From lake level we rode the three part Areitbahn gondola system right back up to Panorama Pfiff again. This time we took the scenic and very manageable groomed black piste #14 down the center of the mountain to Zell’s signature Schmittenhohebahn 50 passenger cable car.
I can’t resist telling you that I was favorably “schmitten” with Zell am See. It was certainly living up to its reputation for gorgeous, sun drenched, south facing ski terrain. The temperatures actually rose as we rode the cable car to the highest point on the mountain, Schmittenhohe Peak (6560ft/2000m). Apparently, this temperature phenomenon was common here and had something to do with a lake-induced inversion according to Christian.
After a couple of runs near the top of the mountain it was time for lunch. Amidst the barrage of info provided on the Salzburg Snow Shuttle that morning, Bryan C. gave us a tip to try the Pinzgauer Hutte for a good lunch and a novel transfer back to the slopes. We had to ski and pole for about a half mile down a gradual trail away from all ski slopes to get there, but it was worth it.
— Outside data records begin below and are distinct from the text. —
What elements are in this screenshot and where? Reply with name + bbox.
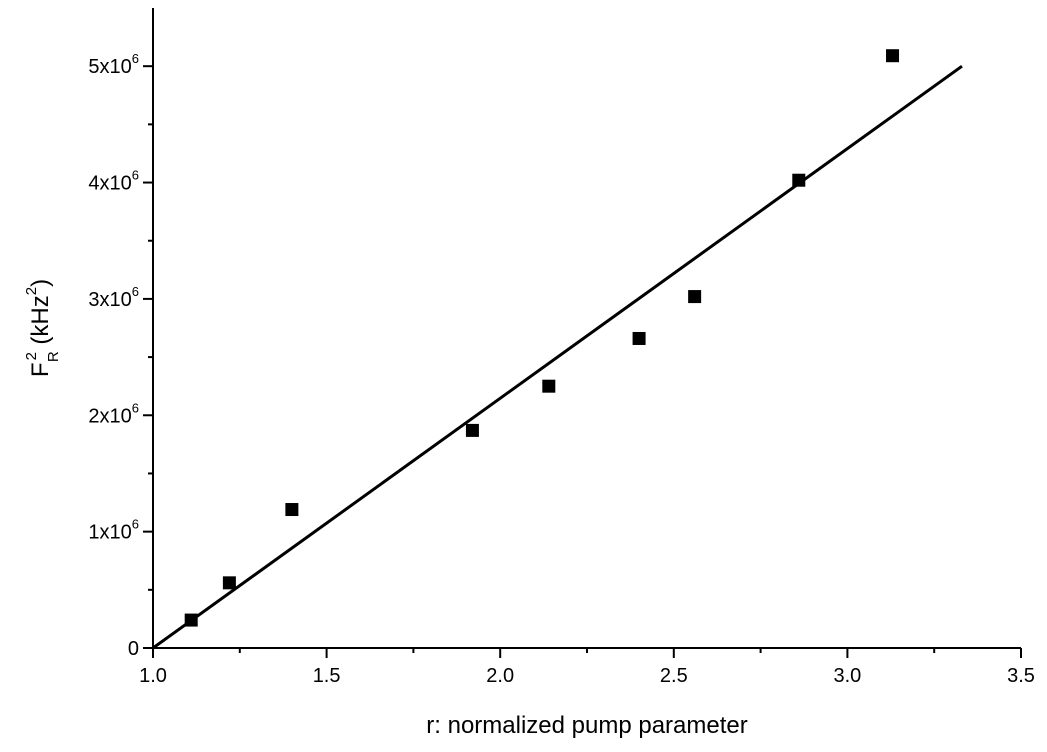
y-tick-label-base: 2x10 [88, 405, 131, 427]
y-tick-label-base: 3x10 [88, 289, 131, 311]
x-tick-label: 2.0 [486, 665, 514, 687]
fit-line [152, 64, 963, 650]
y-tick-label: 4x106 [88, 168, 139, 195]
data-point [792, 173, 806, 187]
x-tick-label: 1.0 [139, 665, 167, 687]
x-tick-label: 1.5 [313, 665, 341, 687]
data-point [542, 379, 556, 393]
y-axis-label-units-prefix: (kHz [27, 295, 54, 351]
data-point [465, 423, 479, 437]
data-point [632, 331, 646, 345]
data-point [886, 49, 900, 63]
x-tick-label: 3.5 [1007, 665, 1035, 687]
data-point [222, 576, 236, 590]
y-axis-label-group: F2 R (kHz2) [23, 279, 62, 377]
x-axis-label: r: normalized pump parameter [426, 712, 747, 739]
y-axis-label-sub: R [45, 351, 62, 362]
data-point [285, 503, 299, 517]
y-tick-label-base: 4x10 [88, 173, 131, 195]
y-tick-label-exp: 6 [132, 168, 139, 183]
y-tick-label-base: 5x10 [88, 56, 131, 78]
y-tick-label: 0 [128, 638, 139, 660]
x-tick-label: 3.0 [833, 665, 861, 687]
y-axis-label: F2 R (kHz2) [23, 279, 62, 377]
axes [152, 8, 1021, 649]
y-tick-label-base: 0 [128, 638, 139, 660]
y-tick-label-exp: 6 [132, 51, 139, 66]
y-tick-label: 5x106 [88, 51, 139, 78]
y-axis-label-base: F [27, 362, 54, 377]
fit-line-group [152, 64, 963, 650]
y-axis-label-units-suffix: ) [27, 279, 54, 287]
y-tick-label-exp: 6 [132, 400, 139, 415]
data-point [688, 290, 702, 304]
y-tick-label: 1x106 [88, 517, 139, 544]
data-point [184, 613, 198, 627]
data-points [184, 49, 900, 627]
y-tick-label-exp: 6 [132, 517, 139, 532]
ticks: 1.0 1.5 2.0 2.5 3.0 3.501x1062x1063x1064x1065… [88, 51, 1035, 687]
y-tick-label-exp: 6 [132, 284, 139, 299]
y-axis-label-sup: 2 [23, 352, 40, 360]
y-axis-label-units-sup: 2 [23, 287, 40, 295]
y-tick-label: 3x106 [88, 284, 139, 311]
x-tick-label: 2.5 [660, 665, 688, 687]
y-tick-label-base: 1x10 [88, 522, 131, 544]
y-tick-label: 2x106 [88, 400, 139, 427]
The crystal clear view from the Pinzgauer Hutte was worth the trip to Europe alone. Across the valley, filling up the sky was the huge Kitzsteinhorn glacier with lift served terrain up to 9935ft/3029m. Near the town of Kaprun, this incredible year-round, high altitude skiing and snowboarding option (vertical drop 3500ft/1050m) is where locals like Christian go on their off days because, “the snow is always good there.” The combined Zell/Kaprun area markets itself as the Europa Sportregion.
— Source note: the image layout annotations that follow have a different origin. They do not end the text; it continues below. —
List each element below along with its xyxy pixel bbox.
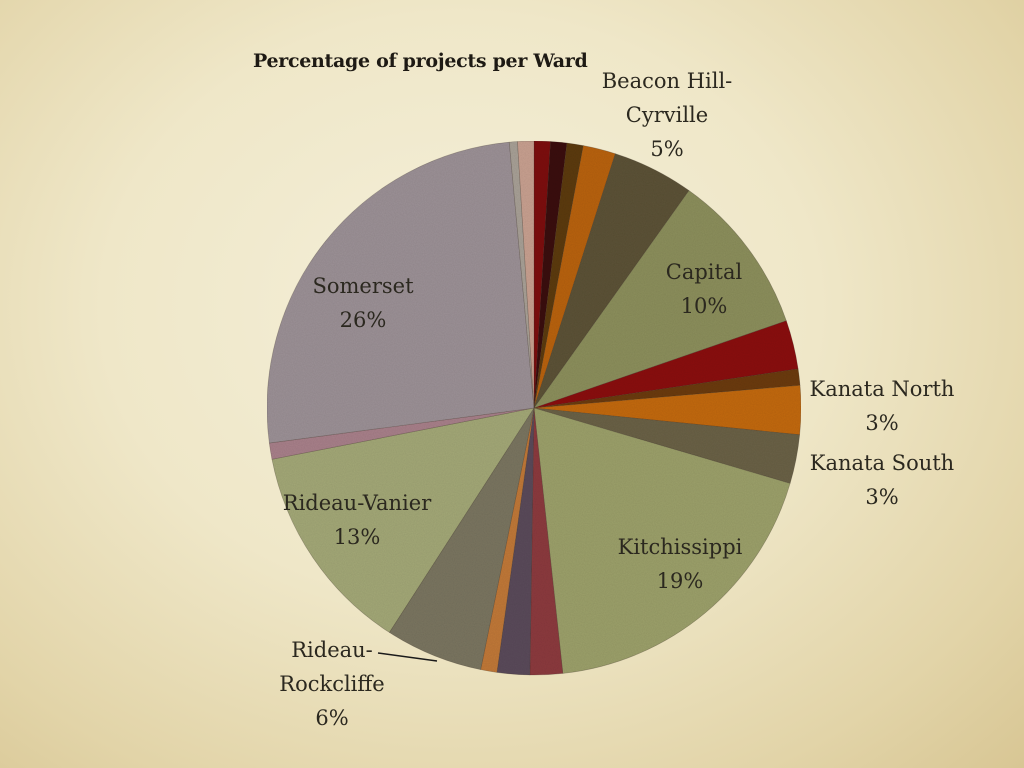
slice-label-line: 26% [339, 308, 387, 332]
slice-label-kanata-north: Kanata North 3% [810, 372, 955, 440]
pie-slice-kitchissippi [533, 407, 791, 674]
pie-slice-19 [517, 140, 535, 409]
slice-label-somerset: Somerset 26% [312, 269, 413, 337]
slice-label-line: 3% [865, 485, 899, 509]
slice-label-line: Somerset [312, 274, 414, 298]
slice-label-capital: Capital 10% [666, 255, 742, 323]
slice-label-line: Kitchissippi [617, 535, 743, 559]
slice-label-kanata-south: Kanata South 3% [810, 446, 954, 514]
slice-label-kitchissippi: Kitchissippi 19% [618, 530, 743, 598]
slice-label-line: 19% [656, 569, 704, 593]
slice-label-line: 6% [315, 706, 349, 730]
slice-label-line: Rockcliffe [279, 672, 385, 696]
slice-label-beacon-hill-cyrville: Beacon Hill- Cyrville 5% [602, 64, 733, 166]
slice-label-line: 10% [680, 294, 728, 318]
slice-label-line: Beacon Hill- [601, 69, 733, 93]
pie-slice-capital [533, 190, 787, 409]
slice-label-line: Kanata South [809, 451, 955, 475]
slice-label-line: 5% [650, 137, 684, 161]
slice-label-rideau-rockcliffe: Rideau- Rockcliffe 6% [279, 633, 384, 735]
slice-label-rideau-vanier: Rideau-Vanier 13% [283, 486, 431, 554]
slice-label-line: Kanata North [809, 377, 955, 401]
slice-label-line: Rideau- [291, 638, 373, 662]
pie-slice-somerset [266, 141, 535, 444]
slice-label-line: 13% [333, 525, 381, 549]
slice-label-line: Cyrville [625, 103, 709, 127]
slice-label-line: Capital [665, 260, 743, 284]
chart-title: Percentage of projects per Ward [253, 50, 588, 72]
slice-label-line: Rideau-Vanier [282, 491, 432, 515]
pie-slice-rideau-vanier [271, 407, 535, 633]
slice-label-line: 3% [865, 411, 899, 435]
leader-line-rideau-rockcliffe [377, 652, 438, 662]
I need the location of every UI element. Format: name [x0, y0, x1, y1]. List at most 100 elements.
Dining at a table out in the warm sunshine, my friend and I couldn’t help but linger longer over lunch, perhaps finally disengaging a bit from our “must ski it all” American mindsets. Even in a skier’s paradise, however, the troubles of the world were an unavoidable topic of conversation. I told Christian that America could never be the same after September 11, 2001. He agreed it was a terrible thing and mentioned another horrible day in November 2000 when the funicular train bringing skiers to the Kitzsteinhorn glacier inexplicably broke down in a tunnel during the ascent and caught fire. The death toll was 155, the worst accident in alpine ski history. It has since been completely replaced by a state-of-the-art gondola system. After exchanging near miss stories, he on the funicular train, me at the Pentagon, it was clear that many parallels could be found in the trauma inflicted by the separate disasters a world apart. People of either region will never forget the day, the time, and the place.
After our meal with the million dollar view it was time for the transfer back to the ski slopes. The proprietor used a snowmobile to tow 10 of us at a time, water-ski style at speeds approaching 30 mph, back up the half mile distance to the main ski area. From there we had time for a little play near the summit and then took another beautiful, groomed black piste (#13) to a run-out leading back to Zell am See and our awaiting motor coach to Salzburg.